Dental emergencies can happen anywhere and at any time. Being prepared can make the difference between handling a dental problem and resuming your fun, or having plans ruined.
- Tips to handling emergencies - before you get to the dentist.
- Instructions to follow after you have an oral surgery.
- Information following your root canal (endodontic) treatment.
- San Bernardino
- Rancho Mirage
- Rancho Cucamonga
While you should go to an emergency room or a dentist's office if needed, here are some tips on how to handle possible minor dental problems.
TOOTHACHE:Rinse your mouth well with warm water and gently floss between the teeth to remove any trapped food. Use a cold compress on the outside of the cheek and get to a dentist as soon as possible.
BROKEN TOOTH:Rinse with warm water, apply cold compresses to the cheek and get to a dentist as soon as possible.
KNOCKED-OUT TOOTH:Rinse the tooth lightly in running water but don't scrub it, and touch it as little as possible! Put the tooth back in the socket and hold it firmly in place. If you can't reinsert the tooth, keep it in a glass or container of milk or a special tooth preserving solution available at your local drug store or from your dentist. Get to the dentist within 30 minutes, if possible, to improve the chances of saving the tooth.
OBJECTS WEDGED BETWEEN TEETH:Gently remove the object with floss and avoid cutting the gums. Do not use a sharp instrument.
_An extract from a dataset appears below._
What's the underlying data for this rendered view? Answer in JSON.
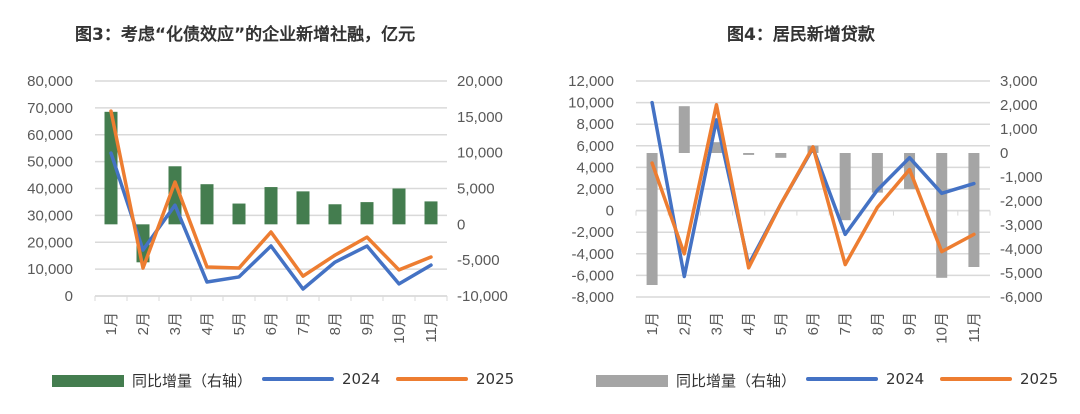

LOST FILLING:Cover the filling with paraffin, and take pain medication as needed. Most pharmacies have temporary filling kits that can be used until you are able to see a dentist
BITTTEN TONGUE OR LIP:Put direct pressure on bleeding area with a clean cloth and apply a cold compress to minimize swelling. If the bleeding doesn't stop, go to a nearby hospital.
POSSIBLE FRACTURED JAW:Immobilize the jaw by any means, such as a handkerchief, necktie or towel tied around the head, and go to a hospital emergency room as quickly as possible.
After Oral Surgery
Now that your oral surgery is complete, follow these procedures to make yourself more comfortable, promote healing, and help prevent any possible complications.
- Bite with firm pressure on gauze for one-half hour, change gauze as needed. (Bleeding will have slowed before we let you go.) Keep your tongue away from the surgical site. NO VIGOROUS RINSING.
- If you should experience further bleeding, use the additional gauze provided or a moistened tea bag. Bite on one of these for one-half hour then throw it away.
- Do not wash or rinse your mouth today. Beginning tomorrow, rinse three times per day and/or each time you eat, with a solution consisting of one teaspoon of salt dissolved in a warm glass of water. Continue to do this for several days.
- Swelling is not uncommon and need not cause alarm. During the first 24 hours you may apply an ice bag or a towel filled with cracked ice to your cheek or jaw; 15 minutes on, 15 minutes off. Discontinue this after the first day.
- Some discomfort may be experienced after the anesthetic wears off. Take your medication prior to this time as directed. You may have been given more than one prescription. These are to help keep you comfortable, control swelling and promote healing.
- If you feel something rough when you place your tongue on the surgical site, you may think it is part of the tooth. Leave it alone and it will usually heal nicely. It is not uncommon for small pieces of bone to work their way to the top. If this happens, we can remove them easily.
- In case of extreme discomfort or any unusual disturbance, contact this office immediately.
- No smoking for the first 24 hours — and for 3 days if possible — following extraction. Do not use alcoholic beverages or mouth wash for 24 hours, and do not do any vigorous spitting. No drinking through straws.
- For the next day or two, a soft diet is recommended. Foods such as soup, mashed potatoes, yogurt, cottage cheese, and milk shakes are fine.
- Don't forget your post operative checkup!
After Root Canal
- Endodontic treatment can take 1, 2, or 3 appointments depending on each case. It is possible to experience any of the following symptoms after any one of these appointments: sensitivity to hot and/or cold; sensitivity to pressure; possible swelling.
- It is difficult to predict which symptoms, if any, you may experience and to what extent. In complicated cases, pain medication may be necessary.
- If you experience swelling, call our office; it may be necessary to prescribe an antibiotic for you.
- A temporary filling may be used to seal the tooth between visits.
- Be gentle on the tooth while eating until the final restoration is placed.
- During endodontic treatment the nerve, blood and nutrient supply to the tooth is removed. This will cause the tooth to become brittle and prone to fracturing which can result in the need to extract the tooth. In many cases, a full coverage crown restoration (cap) may be recommended to prevent this from happening.